Speaker: John Rose
See the table of contents
Deck: https://cr.openjdk.org/~jrose/pres/2026-0319-SpecializedGeneric.pdf
(encouraged to follow along on own device because goes fast/info dense)
C++ vs Java
- Both C++ templates and Java generics write well tuned ocde handling mainy times and give good performance (on a good day)
- Java’s are dynamic where C++ specialized code for each case at complier time. Java generic can operate on types unknown at compile time.
Performance
- Java hand tuned code equivalent to C++ templates
- For some reason reflection is faster in some cases
- Was fast due to profiling, de-virtualized (knowing type), inlining code.
Boxing
- Overhead – pointer -> Header + payload
- primitives don’t mix well with generics yet
- Valhalla will make any value class flattenable reducing array access costs
- Flatter is faster and arrays typically stick to one type
Monomorphic
- Only one type/form
- Native machine code
- Looks static even though written dynamically for the JVM
- Even if became monmorphic after running a long time
Bimorphic profiles
- JVM struggles to optimize two types at the same time
Megamorphic
- Falls apart when three types
- Real code could have lots of types
- Performance cliff
- More dynamic stuff requires more static stuff
- Megamorphic code is two to five times slower than monomorphic code
Open questions
- How far can go transparently?
- Do we need new language features to improve performance?
Experiment – Hidden class
- Clone a class file into a hidden class and call the cloned methods.

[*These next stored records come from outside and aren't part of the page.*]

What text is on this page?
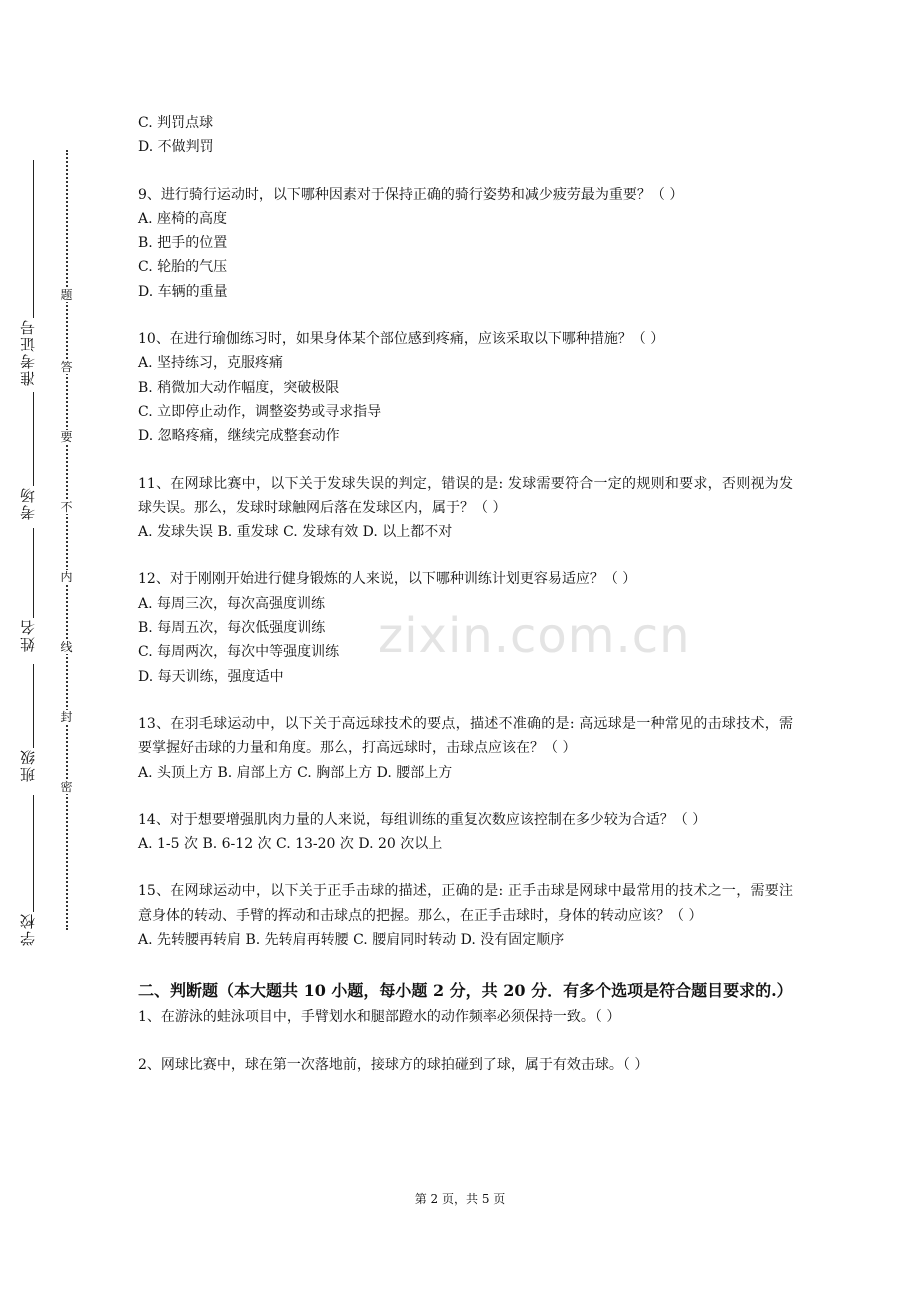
准考证号
考场
姓名
班级
学校
题
答
要
不
内
线
封
密
zixin.com.cn
C. 判罚点球
D. 不做判罚
9、进行骑行运动时，以下哪种因素对于保持正确的骑行姿势和减少疲劳最为重要？（ ）
A. 座椅的高度
B. 把手的位置
C. 轮胎的气压
D. 车辆的重量
10、在进行瑜伽练习时，如果身体某个部位感到疼痛，应该采取以下哪种措施？（ ）
A. 坚持练习，克服疼痛
B. 稍微加大动作幅度，突破极限
C. 立即停止动作，调整姿势或寻求指导
D. 忽略疼痛，继续完成整套动作
11、在网球比赛中，以下关于发球失误的判定，错误的是: 发球需要符合一定的规则和要求，否则视为发球失误。那么，发球时球触网后落在发球区内，属于？（ ）
A. 发球失误 B. 重发球 C. 发球有效 D. 以上都不对
12、对于刚刚开始进行健身锻炼的人来说，以下哪种训练计划更容易适应？（ ）
A. 每周三次，每次高强度训练
B. 每周五次，每次低强度训练
C. 每周两次，每次中等强度训练
D. 每天训练，强度适中
13、在羽毛球运动中，以下关于高远球技术的要点，描述不准确的是: 高远球是一种常见的击球技术，需要掌握好击球的力量和角度。那么，打高远球时，击球点应该在？（ ）
A. 头顶上方 B. 肩部上方 C. 胸部上方 D. 腰部上方
14、对于想要增强肌肉力量的人来说，每组训练的重复次数应该控制在多少较为合适？（ ）
A. 1-5 次 B. 6-12 次 C. 13-20 次 D. 20 次以上
15、在网球运动中，以下关于正手击球的描述，正确的是: 正手击球是网球中最常用的技术之一，需要注意身体的转动、手臂的挥动和击球点的把握。那么，在正手击球时，身体的转动应该？（ ）
A. 先转腰再转肩 B. 先转肩再转腰 C. 腰肩同时转动 D. 没有固定顺序
二、判断题（本大题共 10 小题，每小题 2 分，共 20 分．有多个选项是符合题目要求的.）
1、在游泳的蛙泳项目中，手臂划水和腿部蹬水的动作频率必须保持一致。（ ）
2、网球比赛中，球在第一次落地前，接球方的球拍碰到了球，属于有效击球。（ ）
第 2 页，共 5 页
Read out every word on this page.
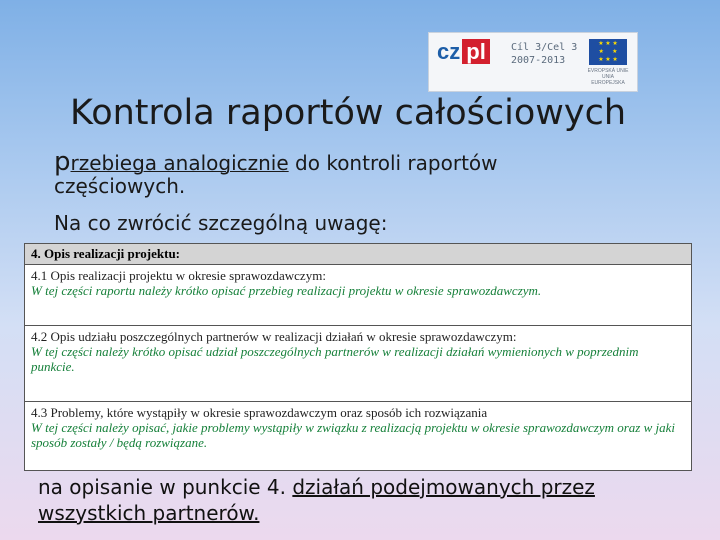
cz pl	Cíl 3/Cel 3
2007-2013
★ ★ ★
★     ★
★ ★ ★
EVROPSKÁ UNIE UNIA EUROPEJSKA
Kontrola raportów całościowych
przebiega analogicznie do kontroli raportów częściowych.
Na co zwrócić szczególną uwagę:
4. Opis realizacji projektu:
4.1 Opis realizacji projektu w okresie sprawozdawczym:
W tej części raportu należy krótko opisać przebieg realizacji projektu w okresie sprawozdawczym.
4.2 Opis udziału poszczególnych partnerów w realizacji działań w okresie sprawozdawczym:
W tej części należy krótko opisać udział poszczególnych partnerów w realizacji działań wymienionych w poprzednim punkcie.
4.3 Problemy, które wystąpiły w okresie sprawozdawczym oraz sposób ich rozwiązania
W tej części należy opisać, jakie problemy wystąpiły w związku z realizacją projektu w okresie sprawozdawczym oraz w jaki sposób zostały / będą rozwiązane.
na opisanie w punkcie 4. działań podejmowanych przez wszystkich partnerów.
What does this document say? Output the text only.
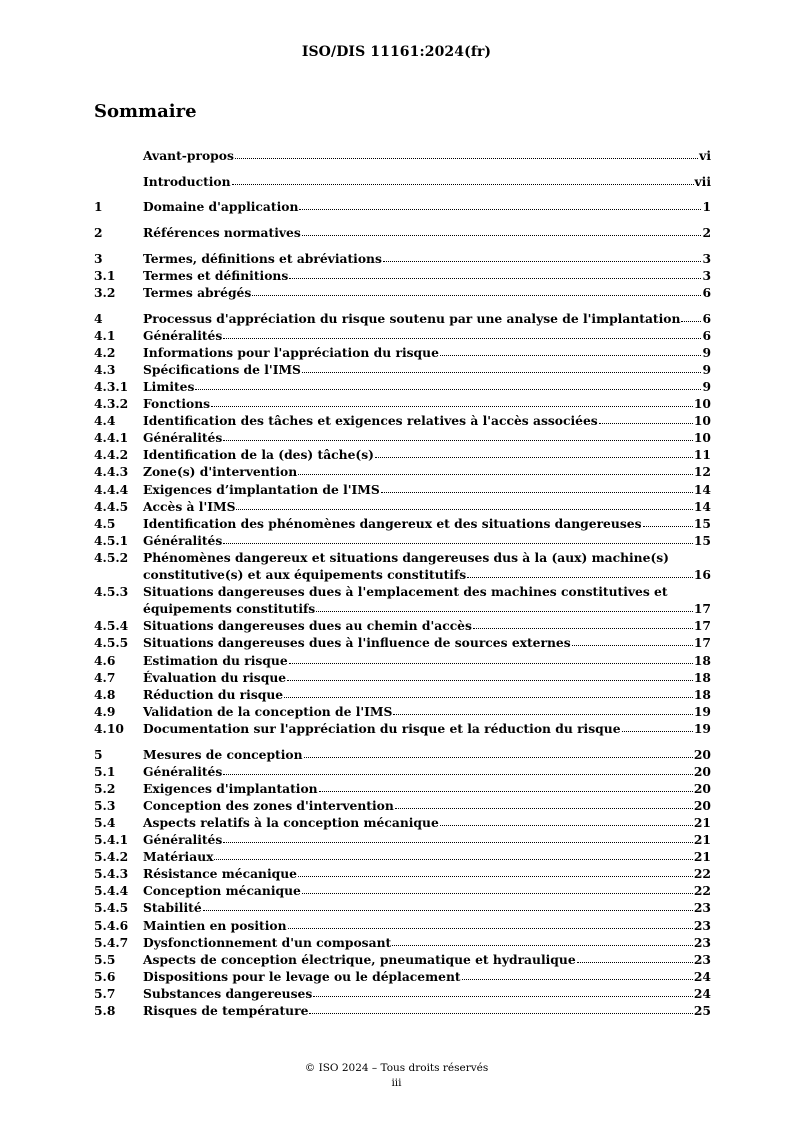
ISO/DIS 11161:2024(fr)
Sommaire
Avant-propos	vi
Introduction	vii
1	Domaine d'application	1
2	Références normatives	2
3	Termes, définitions et abréviations	3
3.1	Termes et définitions	3
3.2	Termes abrégés	6
4	Processus d'appréciation du risque soutenu par une analyse de l'implantation 6
4.1	Généralités	6
4.2	Informations pour l'appréciation du risque	9
4.3	Spécifications de l'IMS	9
4.3.1	Limites	9
4.3.2	Fonctions	10
4.4	Identification des tâches et exigences relatives à l'accès associées	10
4.4.1	Généralités	10
4.4.2	Identification de la (des) tâche(s)	11
4.4.3	Zone(s) d'intervention	12
4.4.4	Exigences d’implantation de l'IMS	14
4.4.5	Accès à l'IMS	14
4.5	Identification des phénomènes dangereux et des situations dangereuses	15
4.5.1	Généralités	15
4.5.2	Phénomènes dangereux et situations dangereuses dus à la (aux) machine(s)
constitutive(s) et aux équipements constitutifs	16
4.5.3	Situations dangereuses dues à l'emplacement des machines constitutives et
équipements constitutifs	17
4.5.4	Situations dangereuses dues au chemin d'accès	17
4.5.5	Situations dangereuses dues à l'influence de sources externes	17
4.6	Estimation du risque	18
4.7	Évaluation du risque	18
4.8	Réduction du risque	18
4.9	Validation de la conception de l'IMS	19
4.10	Documentation sur l'appréciation du risque et la réduction du risque	19
5	Mesures de conception	20
5.1	Généralités	20
5.2	Exigences d'implantation	20
5.3	Conception des zones d'intervention	20
5.4	Aspects relatifs à la conception mécanique	21
5.4.1	Généralités	21
5.4.2	Matériaux	21
5.4.3	Résistance mécanique	22
5.4.4	Conception mécanique	22
5.4.5	Stabilité	23
5.4.6	Maintien en position	23
5.4.7	Dysfonctionnement d'un composant	23
5.5	Aspects de conception électrique, pneumatique et hydraulique	23
5.6	Dispositions pour le levage ou le déplacement	24
5.7	Substances dangereuses	24
5.8	Risques de température	25
© ISO 2024 – Tous droits réservés
iii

- A hidden class isn’t in any specific namespace.
- Can be docked into a namespace and call private methods
Future
- Parametric JVM with Valhalla
Note
- C.A.R (Tony) Hoare was the inventor of QuickSort. He passed away this month.
My take
Glad he shared the slides. It’s helpful to be able to scroll and compare some of the performance numbers. Also some slides had a lot so easier to read right in front of me. This was very interesting. I enjoyed the deep dive. The numbers were interesting and the bytecode was interesting. I do wish this was earlier in the day as my brain is pretty full and there’s a lot of info here. The soup analogy was fun and helpful!